Стопор, который у меня слетел первым, был очень рациональным. Эта мысль могла бы прийти и в мою кристально трезвую голову.
— Мы сейчас поедем к Лине, — вдруг сказал я.
Лина, напоминаю в последний раз, это жена, а теперь уже вдова Ромки.
Лешка посмотрел на меня долгим взглядом. Он тоже блевал намного раньше, чем пьянел. То есть, я-то не блюю. У меня — увы! — рвотный рефлекс отсутствует начисто, так что мои пробуждения после встреч с Кудиновым более запоминающиеся.
— У тебя, друг мой, наверное, уши еще не разложило с самолета, — предположил мой собутыльник.
Тонкий намек, но я его понял. Лешка иногда и трезвый выражается так же витиевато.
— Отнюдь, я тебя прекрасно услышал. Но тебе же не запрещали повозить меня по городу? А мне никто не запрещал встречаться с Линой.
Лешка задумался. Потом задумался я. И понял, о чем задумался он.
— Впрочем, тебе совершенно не нужно ехать со мной. Парень, который нас сюда привез, сидит вон там, через стенку.

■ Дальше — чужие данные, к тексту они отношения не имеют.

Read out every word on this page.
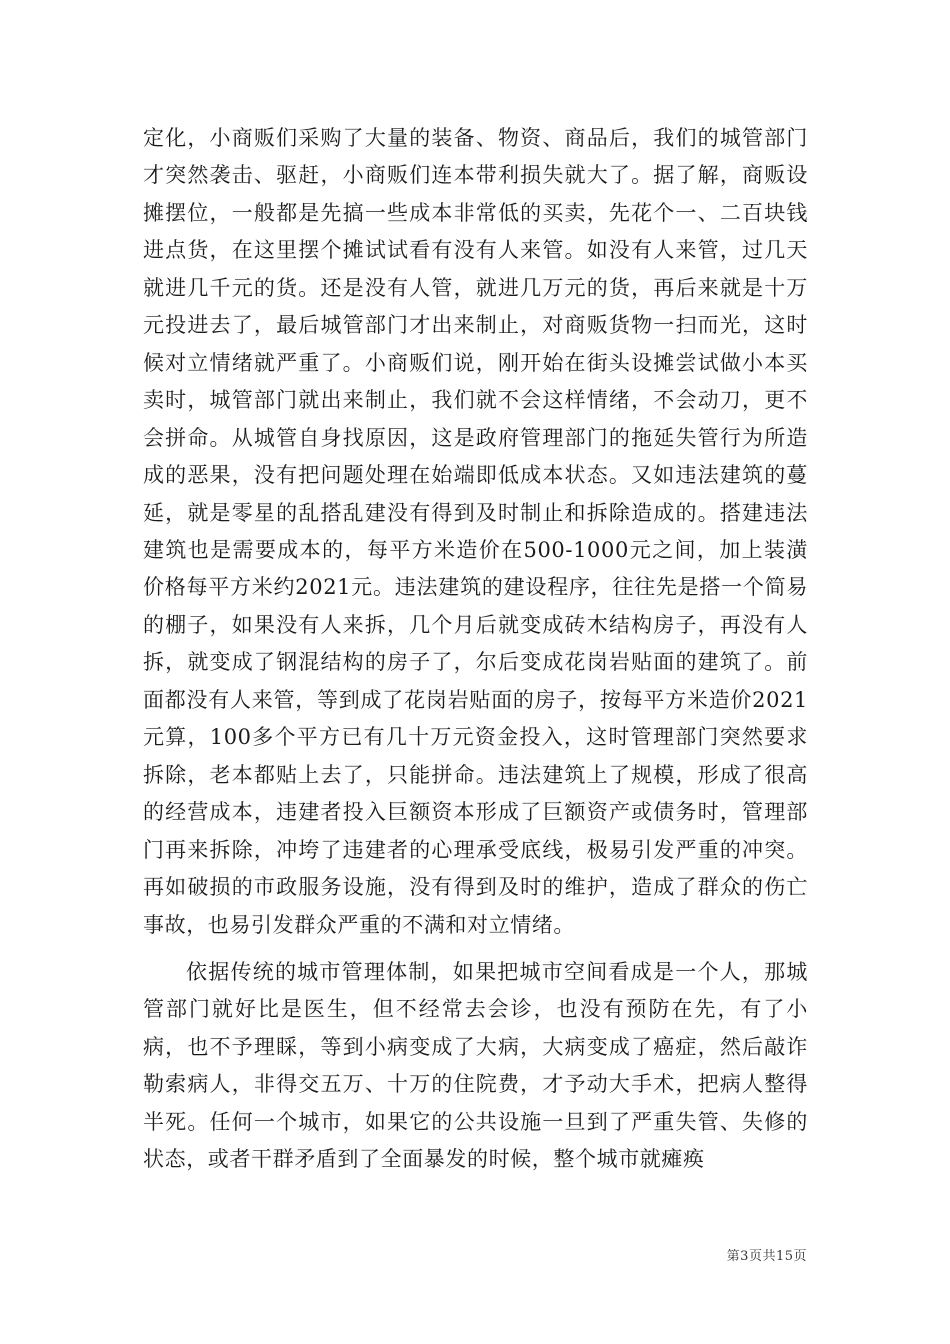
定化，小商贩们采购了大量的装备、物资、商品后，我们的城管部门才突然袭击、驱赶，小商贩们连本带利损失就大了。据了解，商贩设摊摆位，一般都是先搞一些成本非常低的买卖，先花个一、二百块钱进点货，在这里摆个摊试试看有没有人来管。如没有人来管，过几天就进几千元的货。还是没有人管，就进几万元的货，再后来就是十万元投进去了，最后城管部门才出来制止，对商贩货物一扫而光，这时候对立情绪就严重了。小商贩们说，刚开始在街头设摊尝试做小本买卖时，城管部门就出来制止，我们就不会这样情绪，不会动刀，更不会拼命。从城管自身找原因，这是政府管理部门的拖延失管行为所造成的恶果，没有把问题处理在始端即低成本状态。又如违法建筑的蔓延，就是零星的乱搭乱建没有得到及时制止和拆除造成的。搭建违法建筑也是需要成本的，每平方米造价在500-1000元之间，加上装潢价格每平方米约2021元。违法建筑的建设程序，往往先是搭一个简易的棚子，如果没有人来拆，几个月后就变成砖木结构房子，再没有人拆，就变成了钢混结构的房子了，尔后变成花岗岩贴面的建筑了。前面都没有人来管，等到成了花岗岩贴面的房子，按每平方米造价2021元算，100多个平方已有几十万元资金投入，这时管理部门突然要求拆除，老本都贴上去了，只能拼命。违法建筑上了规模，形成了很高的经营成本，违建者投入巨额资本形成了巨额资产或债务时，管理部门再来拆除，冲垮了违建者的心理承受底线，极易引发严重的冲突。再如破损的市政服务设施，没有得到及时的维护，造成了群众的伤亡事故，也易引发群众严重的不满和对立情绪。

依据传统的城市管理体制，如果把城市空间看成是一个人，那城管部门就好比是医生，但不经常去会诊，也没有预防在先，有了小病，也不予理睬，等到小病变成了大病，大病变成了癌症，然后敲诈勒索病人，非得交五万、十万的住院费，才予动大手术，把病人整得半死。任何一个城市，如果它的公共设施一旦到了严重失管、失修的状态，或者干群矛盾到了全面暴发的时候，整个城市就瘫痪

第3页共15页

Трое охранников — или какая там у них была функция — приготовили нам обед, потом ужин. Их присутствие было настолько ненавязчивым, что я их даже и не замечал. Только что были грязные тарелки на столе, но вот их уже и нет. Не случайно в советские времена была в ходу такая по-мужски скупая, но емкая метафора: бойцы невидимого фронта. Действительно, невидимки!

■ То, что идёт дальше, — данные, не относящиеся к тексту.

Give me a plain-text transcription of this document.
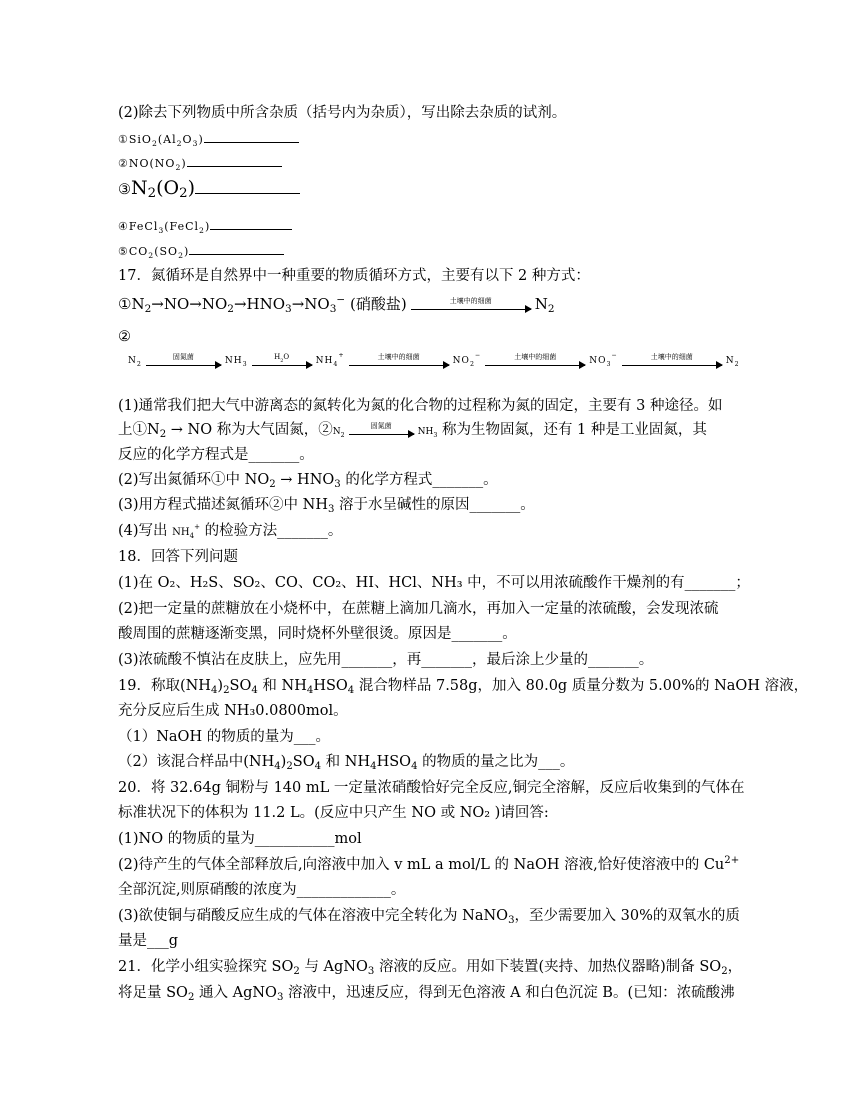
(2)除去下列物质中所含杂质（括号内为杂质），写出除去杂质的试剂。
$①SiO_2(Al_2O_3)$
$②NO(NO_2)$
$③N_2(O_2)$
④FeCl$_3$(FeCl$_2$)
$⑤CO_2(SO_2)$
17．氮循环是自然界中一种重要的物质循环方式，主要有以下 2 种方式：
$①N_2\to NO\to NO_2\to HNO_3\to NO_3^-$ (硝酸盐)	土壤中的细菌	$N_2$
②
$N_2$
固氮菌	$NH_3$
$H_2O$	$NH_4^+$	土壤中的细菌	$NO_2^-$	土壤中的细菌	$NO_3^-$	土壤中的细菌	$N_2$
(1)通常我们把大气中游离态的氮转化为氮的化合物的过程称为氮的固定，主要有 3 种途径。如
上$①N_2$ → NO 称为大气固氮，$②N_2$
固氮菌
$NH_3$ 称为生物固氮，还有 1 种是工业固氮，其
反应的化学方程式是_______。
(2)写出氮循环①中 $NO_2 \to HNO_3$ 的化学方程式_______。
(3)用方程式描述氮循环②中 $NH_3$ 溶于水呈碱性的原因_______。
(4)写出 $NH_4^+$ 的检验方法_______。
18．回答下列问题
(1)在 O₂、H₂S、SO₂、CO、CO₂、HI、HCl、NH₃ 中，不可以用浓硫酸作干燥剂的有_______；
(2)把一定量的蔗糖放在小烧杯中，在蔗糖上滴加几滴水，再加入一定量的浓硫酸，会发现浓硫
酸周围的蔗糖逐渐变黑，同时烧杯外壁很烫。原因是_______。
(3)浓硫酸不慎沾在皮肤上，应先用_______，再_______，最后涂上少量的_______。
19．称取$(NH_4)_2SO_4$ 和 $NH_4HSO_4$ 混合物样品 7.58g，加入 80.0g 质量分数为 5.00%的 NaOH 溶液，
充分反应后生成 NH₃0.0800mol。
（1）NaOH 的物质的量为___。
（2）该混合样品中$(NH_4)_2SO_4$ 和 $NH_4HSO_4$ 的物质的量之比为___。
20．将 32.64g 铜粉与 140 mL 一定量浓硝酸恰好完全反应,铜完全溶解，反应后收集到的气体在
标准状况下的体积为 11.2 L。(反应中只产生 NO 或 NO₂ )请回答:
(1)NO 的物质的量为___________mol
(2)待产生的气体全部释放后,向溶液中加入 v mL a mol/L 的 NaOH 溶液,恰好使溶液中的 $Cu^{2+}$
全部沉淀,则原硝酸的浓度为_____________。
(3)欲使铜与硝酸反应生成的气体在溶液中完全转化为 NaNO$_3$，至少需要加入 30%的双氧水的质
量是___g
21．化学小组实验探究 $SO_2$ 与 AgNO$_3$ 溶液的反应。用如下装置(夹持、加热仪器略)制备 $SO_2$，
将足量 $SO_2$ 通入 AgNO$_3$ 溶液中，迅速反应，得到无色溶液 A 和白色沉淀 B。(已知：浓硫酸沸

Кудинов по-прежнему молчал. И я опять понял, о чем. Потому что алкоголь способствует, в том числе, уничтожению эфемерных барьеров, которые, как нам в трезвом состоянии кажется, делят Адама, то есть всеобщего человека, на отдельные личности.
— Конечно, если ты очень хочешь, ты мог бы поехать со мной в машине пассажиром. Но ты готов просидеть пару часов внизу?
Почему я сказал внизу? Я ведь даже не представлял себе, как эту Лину искать.
Кудинов продолжал хранить благородное молчание.
— Давай сделаем так! Ты останешься здесь, а я потом все тебе расскажу, слово в слово.
Лешка молчал.
С Линой никто из нас не дружил. Мы дружили только с Ромкой. Может быть, потому что Ляхов женился, когда мы уже заканчивали подготовку и вскоре разъехались. Рада ли будет Лина снова со мной увидеться? Так я поймал себя на том, что действительно хочу ее разыскать.
А что? Кудинову «люди поумнее его» формально запретили встречаться с женой бывшего сотрудника. На меня этот запрет не распространялся, а просить согласия Конторы на этот контакт я не собирался. Да и времени на это не было! Второй момент, Лешка старшим на этой операции не был. В Индию предстояло ехать не ему, а мне, так что мне было и решать, как действовать. Кстати, именно благодаря этой нашей негласной договоренности с Эсквайром — я действую, как считаю нужным, — наше сотрудничество до сих пор и продолжается.
Я улыбнулся про себя, вспомнив своего первого наставника Некрасова. Его самого уже лет десять как нет в живых, да и общались мы не так долго, всего два года, а я все обращаюсь к нему за советом. У Петра Ильича на любую ситуацию всегда был наготове образчик народной мудрости. Сейчас он бы только вздохнул: «И строг наш приказ, да не слушают нас». В этом как-то глупо признаваться, но покинувший этот мир Некрасов всегда спонтанно возникал в моем сознании, когда я не знал, как поступить. И непременно он появлялся с одним из своих неисчислимых изречений. Да, наверно, это просто мое подсознание придумало для себя удобное оправдание, чтобы разделить ответственность и отмести ненужные тревоги. Но я, когда у меня в голове вдруг всплывал Некрасов, каждый раз воспринимал его слова как благословение. Даже в этом случае! Если бы что-то было не так, он бы меня предупредил. А он произнес свою сентенцию, лишь по-отечески сокрушаясь — не оттого, что я был так безрассуден, а потому, что сам он таким уже не был.